Thursday, April 2, 2009

meaning

So I read today that I have pursued an education that is beyond my means.

http://articles.moneycentral.msn.com/CollegeAndFamily/SavingForCollege/IsYourDegreeWorth1million.aspx?page=2

My degree is worth, on average, 300K over my lifetime. I assume this is representative of a non-teaching lifestyle. I will settle for a lifetime advantage of 150K . This makes my net lifetime profit of 100K once you factor in all of the interest on loans.

But this doesnt help when I start off into my career. The starting salaries are low. The peripheral benefits are either absent (401K), or high (Insurance rates). The interest accumulated during my schooling is roughly 1/3 of my debt at variable and at times obscenely high interest rates. This is the good debt most financial people speak of.

But to say that I spent money beyond my means is ridiculous. I spent what I needed to spend to get a high quality education. Because, a high quality education is what I needed to have a career. Spending less would have resulted in a lower quality education, and thus not much hope of moving up.

Financially, though, didn't I spend beyond MY means. Yes. My parents spent a lot too. I got scholarships, financial aid, and loans. I did what I needed to, and I am paying it all back. Was it worth it?

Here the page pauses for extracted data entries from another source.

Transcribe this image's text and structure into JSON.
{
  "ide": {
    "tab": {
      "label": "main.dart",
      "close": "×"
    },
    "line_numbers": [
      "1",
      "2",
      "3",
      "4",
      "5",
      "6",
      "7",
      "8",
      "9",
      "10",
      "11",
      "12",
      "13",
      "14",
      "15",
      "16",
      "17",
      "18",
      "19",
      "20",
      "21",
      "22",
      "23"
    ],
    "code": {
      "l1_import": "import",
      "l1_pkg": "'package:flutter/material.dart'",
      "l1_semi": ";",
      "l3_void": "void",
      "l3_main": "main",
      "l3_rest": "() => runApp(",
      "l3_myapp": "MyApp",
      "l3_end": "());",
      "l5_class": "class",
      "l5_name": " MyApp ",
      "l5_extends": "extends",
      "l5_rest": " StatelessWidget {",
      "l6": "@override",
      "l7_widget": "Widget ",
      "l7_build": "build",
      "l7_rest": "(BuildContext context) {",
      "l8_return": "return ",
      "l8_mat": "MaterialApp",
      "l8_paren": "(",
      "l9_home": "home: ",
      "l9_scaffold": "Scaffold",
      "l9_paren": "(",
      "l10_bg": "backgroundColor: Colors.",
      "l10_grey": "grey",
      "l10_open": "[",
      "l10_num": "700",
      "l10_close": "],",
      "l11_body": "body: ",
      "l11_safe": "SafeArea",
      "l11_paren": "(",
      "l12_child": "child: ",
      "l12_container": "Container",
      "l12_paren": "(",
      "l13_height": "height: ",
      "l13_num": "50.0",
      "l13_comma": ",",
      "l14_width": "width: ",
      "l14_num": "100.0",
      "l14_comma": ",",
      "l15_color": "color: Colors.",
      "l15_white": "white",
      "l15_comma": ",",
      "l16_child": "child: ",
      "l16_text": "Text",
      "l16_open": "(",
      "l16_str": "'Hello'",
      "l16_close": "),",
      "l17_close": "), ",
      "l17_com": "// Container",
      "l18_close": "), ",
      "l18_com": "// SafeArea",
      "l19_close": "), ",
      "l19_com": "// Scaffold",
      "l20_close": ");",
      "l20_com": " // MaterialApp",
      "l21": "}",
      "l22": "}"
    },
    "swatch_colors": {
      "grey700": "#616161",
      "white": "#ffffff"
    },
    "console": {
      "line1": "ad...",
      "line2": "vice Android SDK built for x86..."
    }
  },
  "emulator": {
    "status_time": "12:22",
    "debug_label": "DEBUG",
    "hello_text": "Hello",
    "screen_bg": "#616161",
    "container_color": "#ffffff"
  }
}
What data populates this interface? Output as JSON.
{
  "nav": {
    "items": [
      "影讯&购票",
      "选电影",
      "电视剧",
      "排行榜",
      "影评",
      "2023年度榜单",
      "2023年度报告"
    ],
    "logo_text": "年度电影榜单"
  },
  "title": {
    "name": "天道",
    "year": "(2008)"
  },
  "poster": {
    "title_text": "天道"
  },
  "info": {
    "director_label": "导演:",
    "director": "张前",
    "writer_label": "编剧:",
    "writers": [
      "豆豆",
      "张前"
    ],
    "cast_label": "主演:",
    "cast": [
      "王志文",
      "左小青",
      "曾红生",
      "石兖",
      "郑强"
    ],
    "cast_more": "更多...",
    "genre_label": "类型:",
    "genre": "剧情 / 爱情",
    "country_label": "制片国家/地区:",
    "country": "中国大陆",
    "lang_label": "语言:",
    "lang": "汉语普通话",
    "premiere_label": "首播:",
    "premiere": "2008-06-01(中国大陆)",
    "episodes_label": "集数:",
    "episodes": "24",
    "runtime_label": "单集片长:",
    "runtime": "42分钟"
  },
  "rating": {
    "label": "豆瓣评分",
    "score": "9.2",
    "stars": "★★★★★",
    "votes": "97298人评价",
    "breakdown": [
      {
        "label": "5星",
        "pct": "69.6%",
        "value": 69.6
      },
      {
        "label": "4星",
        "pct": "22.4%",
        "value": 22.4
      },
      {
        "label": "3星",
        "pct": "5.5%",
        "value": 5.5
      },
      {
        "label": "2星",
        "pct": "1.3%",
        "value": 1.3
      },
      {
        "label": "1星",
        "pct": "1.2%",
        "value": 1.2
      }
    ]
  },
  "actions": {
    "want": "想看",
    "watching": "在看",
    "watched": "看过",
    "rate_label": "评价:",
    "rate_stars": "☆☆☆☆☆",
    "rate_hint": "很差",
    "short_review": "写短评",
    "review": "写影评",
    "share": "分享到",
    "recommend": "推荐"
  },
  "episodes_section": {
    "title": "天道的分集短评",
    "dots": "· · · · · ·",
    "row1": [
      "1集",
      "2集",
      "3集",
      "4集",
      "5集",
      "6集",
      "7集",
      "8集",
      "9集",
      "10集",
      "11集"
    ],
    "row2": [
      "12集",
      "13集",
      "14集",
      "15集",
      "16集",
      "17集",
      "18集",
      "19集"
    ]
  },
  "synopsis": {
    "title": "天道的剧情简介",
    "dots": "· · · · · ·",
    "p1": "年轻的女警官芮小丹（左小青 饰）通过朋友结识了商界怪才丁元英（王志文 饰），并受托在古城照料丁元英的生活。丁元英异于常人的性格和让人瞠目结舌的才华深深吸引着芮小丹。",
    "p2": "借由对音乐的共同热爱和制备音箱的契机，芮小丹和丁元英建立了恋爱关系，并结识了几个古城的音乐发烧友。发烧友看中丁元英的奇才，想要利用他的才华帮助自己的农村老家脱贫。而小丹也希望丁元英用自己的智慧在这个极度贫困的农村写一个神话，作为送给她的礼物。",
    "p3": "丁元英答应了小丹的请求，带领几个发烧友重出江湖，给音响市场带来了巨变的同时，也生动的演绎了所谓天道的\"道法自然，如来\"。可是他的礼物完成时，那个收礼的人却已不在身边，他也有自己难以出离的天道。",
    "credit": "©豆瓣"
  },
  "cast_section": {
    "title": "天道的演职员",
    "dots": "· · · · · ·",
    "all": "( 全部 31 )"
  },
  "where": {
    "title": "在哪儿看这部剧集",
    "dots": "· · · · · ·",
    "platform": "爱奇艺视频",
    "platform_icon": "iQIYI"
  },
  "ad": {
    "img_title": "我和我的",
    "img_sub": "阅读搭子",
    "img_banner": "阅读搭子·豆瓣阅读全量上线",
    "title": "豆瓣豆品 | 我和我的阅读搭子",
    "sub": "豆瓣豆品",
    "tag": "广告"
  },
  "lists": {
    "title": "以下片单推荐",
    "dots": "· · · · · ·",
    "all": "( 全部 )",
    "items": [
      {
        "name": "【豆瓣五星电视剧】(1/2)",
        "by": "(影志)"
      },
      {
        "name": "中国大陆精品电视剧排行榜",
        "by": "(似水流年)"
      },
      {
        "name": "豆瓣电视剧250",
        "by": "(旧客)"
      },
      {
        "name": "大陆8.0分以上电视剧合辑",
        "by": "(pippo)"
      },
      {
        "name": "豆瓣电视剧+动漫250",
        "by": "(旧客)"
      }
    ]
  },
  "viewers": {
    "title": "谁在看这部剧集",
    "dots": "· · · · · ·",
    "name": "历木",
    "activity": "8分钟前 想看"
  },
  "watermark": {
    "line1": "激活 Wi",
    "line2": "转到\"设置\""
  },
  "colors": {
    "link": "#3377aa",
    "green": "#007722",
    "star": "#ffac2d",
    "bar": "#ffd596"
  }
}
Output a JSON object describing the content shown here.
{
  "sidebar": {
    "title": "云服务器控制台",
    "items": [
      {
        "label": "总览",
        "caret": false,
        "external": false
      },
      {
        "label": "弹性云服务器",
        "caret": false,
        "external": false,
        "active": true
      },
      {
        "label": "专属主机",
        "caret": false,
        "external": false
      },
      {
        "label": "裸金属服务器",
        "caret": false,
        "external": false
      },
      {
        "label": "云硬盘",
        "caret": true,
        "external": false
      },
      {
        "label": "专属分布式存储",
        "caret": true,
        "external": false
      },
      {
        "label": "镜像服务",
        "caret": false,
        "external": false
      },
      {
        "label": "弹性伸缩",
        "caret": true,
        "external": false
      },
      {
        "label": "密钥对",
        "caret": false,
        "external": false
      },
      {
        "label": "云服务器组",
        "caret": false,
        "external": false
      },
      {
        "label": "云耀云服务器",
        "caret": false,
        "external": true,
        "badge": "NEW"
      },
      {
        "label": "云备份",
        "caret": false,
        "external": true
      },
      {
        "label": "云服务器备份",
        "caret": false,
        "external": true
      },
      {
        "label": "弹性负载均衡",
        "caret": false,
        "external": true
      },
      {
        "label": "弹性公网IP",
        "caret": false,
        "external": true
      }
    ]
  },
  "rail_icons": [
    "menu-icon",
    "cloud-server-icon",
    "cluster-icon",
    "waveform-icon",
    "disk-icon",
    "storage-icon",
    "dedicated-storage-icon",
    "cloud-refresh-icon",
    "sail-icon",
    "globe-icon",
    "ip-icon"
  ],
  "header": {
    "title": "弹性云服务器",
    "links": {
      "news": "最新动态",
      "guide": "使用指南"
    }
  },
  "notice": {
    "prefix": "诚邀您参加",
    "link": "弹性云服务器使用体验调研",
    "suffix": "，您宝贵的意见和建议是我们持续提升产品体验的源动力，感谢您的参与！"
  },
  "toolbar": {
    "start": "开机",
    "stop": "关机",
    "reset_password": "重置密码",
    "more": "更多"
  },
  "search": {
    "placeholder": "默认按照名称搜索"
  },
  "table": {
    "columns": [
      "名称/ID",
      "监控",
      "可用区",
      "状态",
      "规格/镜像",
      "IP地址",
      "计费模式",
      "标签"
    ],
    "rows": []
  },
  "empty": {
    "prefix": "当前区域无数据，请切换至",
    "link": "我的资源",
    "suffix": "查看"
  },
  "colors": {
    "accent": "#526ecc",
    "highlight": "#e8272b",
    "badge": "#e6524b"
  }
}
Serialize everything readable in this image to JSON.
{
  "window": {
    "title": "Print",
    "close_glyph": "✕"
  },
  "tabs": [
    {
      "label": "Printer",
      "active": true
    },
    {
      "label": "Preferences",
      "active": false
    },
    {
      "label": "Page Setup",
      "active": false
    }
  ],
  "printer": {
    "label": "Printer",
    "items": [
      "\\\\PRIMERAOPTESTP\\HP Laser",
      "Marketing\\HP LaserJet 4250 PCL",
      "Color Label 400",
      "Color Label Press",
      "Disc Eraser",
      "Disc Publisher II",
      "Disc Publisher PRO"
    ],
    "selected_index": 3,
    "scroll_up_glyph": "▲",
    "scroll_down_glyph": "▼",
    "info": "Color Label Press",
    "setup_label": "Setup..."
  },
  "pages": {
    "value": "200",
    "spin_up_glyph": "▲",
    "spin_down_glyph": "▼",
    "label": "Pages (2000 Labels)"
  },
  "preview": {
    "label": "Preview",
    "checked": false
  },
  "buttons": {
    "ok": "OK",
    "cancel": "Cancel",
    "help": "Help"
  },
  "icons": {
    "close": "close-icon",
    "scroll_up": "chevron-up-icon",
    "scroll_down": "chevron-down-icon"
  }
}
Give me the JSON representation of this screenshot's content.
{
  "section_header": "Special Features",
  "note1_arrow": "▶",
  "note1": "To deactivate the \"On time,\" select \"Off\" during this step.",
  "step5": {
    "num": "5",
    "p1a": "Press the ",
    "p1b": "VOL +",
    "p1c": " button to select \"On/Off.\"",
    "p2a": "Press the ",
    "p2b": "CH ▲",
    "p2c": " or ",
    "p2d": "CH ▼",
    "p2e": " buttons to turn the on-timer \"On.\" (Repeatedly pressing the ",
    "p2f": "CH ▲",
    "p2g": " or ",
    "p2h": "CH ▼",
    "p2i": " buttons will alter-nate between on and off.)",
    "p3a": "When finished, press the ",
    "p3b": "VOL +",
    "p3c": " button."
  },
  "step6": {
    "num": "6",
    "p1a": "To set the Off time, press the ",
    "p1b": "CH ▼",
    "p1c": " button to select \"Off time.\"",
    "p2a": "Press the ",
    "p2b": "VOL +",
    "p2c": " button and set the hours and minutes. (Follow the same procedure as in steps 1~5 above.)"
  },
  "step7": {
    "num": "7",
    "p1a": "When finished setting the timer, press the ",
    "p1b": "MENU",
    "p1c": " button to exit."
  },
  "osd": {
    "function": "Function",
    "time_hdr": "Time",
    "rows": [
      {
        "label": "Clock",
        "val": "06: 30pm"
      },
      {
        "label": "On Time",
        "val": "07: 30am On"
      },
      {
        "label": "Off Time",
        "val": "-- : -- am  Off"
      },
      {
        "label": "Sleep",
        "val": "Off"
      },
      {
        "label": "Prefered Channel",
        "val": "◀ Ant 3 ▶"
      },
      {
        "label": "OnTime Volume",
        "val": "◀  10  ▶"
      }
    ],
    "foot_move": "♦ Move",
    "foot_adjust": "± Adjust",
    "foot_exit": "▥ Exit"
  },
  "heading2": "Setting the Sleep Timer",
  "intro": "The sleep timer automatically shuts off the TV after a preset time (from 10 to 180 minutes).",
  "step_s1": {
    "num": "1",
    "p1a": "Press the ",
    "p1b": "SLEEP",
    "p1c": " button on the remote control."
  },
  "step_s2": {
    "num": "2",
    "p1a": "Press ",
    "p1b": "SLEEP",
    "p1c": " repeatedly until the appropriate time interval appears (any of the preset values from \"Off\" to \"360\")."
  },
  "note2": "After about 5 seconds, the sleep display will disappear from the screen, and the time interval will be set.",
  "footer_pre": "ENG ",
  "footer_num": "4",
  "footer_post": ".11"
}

It is worth it because I have opportunities. And will have opportunities.

My mind naturally goes to this: What if I didnt pursue my maximum potential?
I would still be poor, and I wouldnt have any opportunities. I would have been working longer, harder, for less money (per hour, over a lifetime).

So what should we tell poor kids? Don't seek an expensive degree? Dont maximize your potential? Stay poor? let your kids share in your poorness and pass on the mantra: "You cant afford education!"

The problem isnt education is expensive. Its that jobs pay too little, because companies can't give them a salary without giving them GOOD benefits. I want good benefits, too.

There are other problems too but I am tired.